Once notorious for its traffic and chaos, the historic heart of the city near the Acropolis was cleaned up with the creation of pedestrian walkways that link many of the city's ancient sites. The walkways had been planned for more than 150 years, but it took the Olympics to make it reality.
Athens also got a new airport and a new metro, finished on the eve of the Olympics, which now carries more than 600,000 passengers a day.
"I believe that the overall legacy for the city of Athens because of the Games of 2004 is positive," says Kartalis. "The tourist industry has been enjoying an increase year. The infrastructure is much better."
That new airport and subway and those pedestrian walkways can't be much comfort now that the country is dragging down essentially the whole world's financial markets while frantically trying to come up with more tax revenue.
Here's a Washington Post columnist in August 2004 opining that the cost of the Athens Games doesn't matter to Americans: "So while the enormous cost, now estimated at $9 billion, and the emptiness of some stadiums can be counted against them in weighing whether these Games were a success, frankly, that's their business. It's not ours, since we won't be around to split the cost or help shoulder their problems after tomorrow." Apparently, word that the global economy is interconnected, and that a fiscal crisis in Greece can affect prices of shares traded on the New York Stock Exchange, hadn't reached the Post columnist, who touted the "restoration of Athens as a splendid world capital." Splendid -- and nearly broke.
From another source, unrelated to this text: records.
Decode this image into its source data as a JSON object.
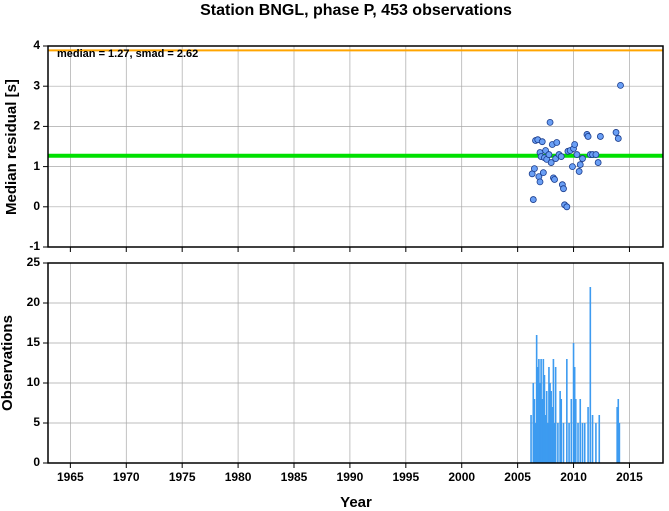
{
  "chart_data": [
    {
      "type": "scatter",
      "title": "Station BNGL, phase P, 453 observations",
      "annotation": "median = 1.27, smad = 2.62",
      "y_label": "Median residual [s]",
      "xlim": [
        1963,
        2018
      ],
      "xticks": [
        1965,
        1970,
        1975,
        1980,
        1985,
        1990,
        1995,
        2000,
        2005,
        2010,
        2015
      ],
      "ylim": [
        -1,
        4
      ],
      "yticks": [
        -1,
        0,
        1,
        2,
        3,
        4
      ],
      "grid": true,
      "color": "#6a9ff5",
      "reference_lines": [
        {
          "value": 3.89,
          "color": "#ffa500"
        },
        {
          "value": 1.27,
          "color": "#00e000"
        }
      ],
      "x": [
        2006.3,
        2006.4,
        2006.5,
        2006.6,
        2006.8,
        2006.9,
        2007.0,
        2007.0,
        2007.1,
        2007.2,
        2007.3,
        2007.4,
        2007.5,
        2007.6,
        2007.8,
        2007.9,
        2008.0,
        2008.1,
        2008.2,
        2008.3,
        2008.4,
        2008.5,
        2008.7,
        2008.9,
        2009.0,
        2009.1,
        2009.2,
        2009.4,
        2009.5,
        2009.7,
        2009.9,
        2010.0,
        2010.1,
        2010.3,
        2010.5,
        2010.6,
        2010.8,
        2011.2,
        2011.3,
        2011.5,
        2011.7,
        2012.0,
        2012.2,
        2012.4,
        2013.8,
        2014.0,
        2014.2
      ],
      "values": [
        0.82,
        0.18,
        0.95,
        1.65,
        1.67,
        0.75,
        0.62,
        1.35,
        1.25,
        1.62,
        0.85,
        1.22,
        1.4,
        1.18,
        1.3,
        2.1,
        1.1,
        1.55,
        0.72,
        0.68,
        1.2,
        1.6,
        1.3,
        1.25,
        0.55,
        0.45,
        0.05,
        0.0,
        1.38,
        1.4,
        1.0,
        1.45,
        1.55,
        1.3,
        0.88,
        1.05,
        1.2,
        1.8,
        1.75,
        1.3,
        1.3,
        1.3,
        1.1,
        1.75,
        1.85,
        1.7,
        3.02
      ]
    },
    {
      "type": "bar",
      "x_label": "Year",
      "y_label": "Observations",
      "xlim": [
        1963,
        2018
      ],
      "xticks": [
        1965,
        1970,
        1975,
        1980,
        1985,
        1990,
        1995,
        2000,
        2005,
        2010,
        2015
      ],
      "ylim": [
        0,
        25
      ],
      "yticks": [
        0,
        5,
        10,
        15,
        20,
        25
      ],
      "grid": true,
      "color": "#3d9bf0",
      "x": [
        2006.2,
        2006.4,
        2006.5,
        2006.6,
        2006.7,
        2006.8,
        2006.9,
        2007.0,
        2007.1,
        2007.2,
        2007.3,
        2007.4,
        2007.5,
        2007.6,
        2007.7,
        2007.8,
        2007.9,
        2008.0,
        2008.1,
        2008.2,
        2008.3,
        2008.4,
        2008.6,
        2008.8,
        2008.9,
        2009.1,
        2009.4,
        2009.6,
        2009.8,
        2010.0,
        2010.1,
        2010.2,
        2010.4,
        2010.6,
        2010.8,
        2011.0,
        2011.3,
        2011.5,
        2011.7,
        2012.0,
        2012.3,
        2013.9,
        2014.0,
        2014.1
      ],
      "values": [
        6,
        10,
        8,
        5,
        16,
        12,
        13,
        10,
        13,
        8,
        13,
        11,
        6,
        9,
        5,
        12,
        10,
        9,
        7,
        13,
        5,
        12,
        5,
        9,
        8,
        5,
        13,
        5,
        8,
        15,
        12,
        8,
        5,
        8,
        5,
        5,
        7,
        22,
        6,
        5,
        6,
        7,
        8,
        5
      ]
    }
  ]
}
The chairman of the U.S. Olympic Committee Board of Directors, Peter Ueberroth, concluded the 2004 Athens Olympics by saying that Greece had proven itself "a successful country, a country to be proud of." It's not looking too succcessful right now.
London's Independent, in an article in 2008, concluded:
Athens's legacy is among the worst of any Olympiad. Four years after the closing ceremony of the Games that former International Olympic Committee president Juan Antonio Samaranch called the "best ever", as many as 21 out of the 22 venues lie abandoned. The open-air swimming pool is empty and stained, while squatters camp outside the graffiti-festooned Faliron complex, which hosted events such as taekwondo and beach volleyball.
The Athens Olympics, which cost a record £9.4bn to stage (way over its original budget, which rocketed after the September 11 terrorist attacks increased security costs) have left Greece groaning under a huge debt. In the months after the Games, the shortfall amounted to €50,000 for each Greek household, and taxpayers are still footing the bill. Maintenance of the sites alone has cost as much as £500m.... Despite the success of the sporting events and the smooth running of the Games (workers pulled of a small miracle by finishing some venues with hours to go), as well as undoubted improvements to the city's infrastructure – notably its subway – Athens has become a manual on how not to stage the Olympics.
Hope the Obama-Warren Buffett high speed rail plan works out better for America than the new and improved Athens subway did for Greece.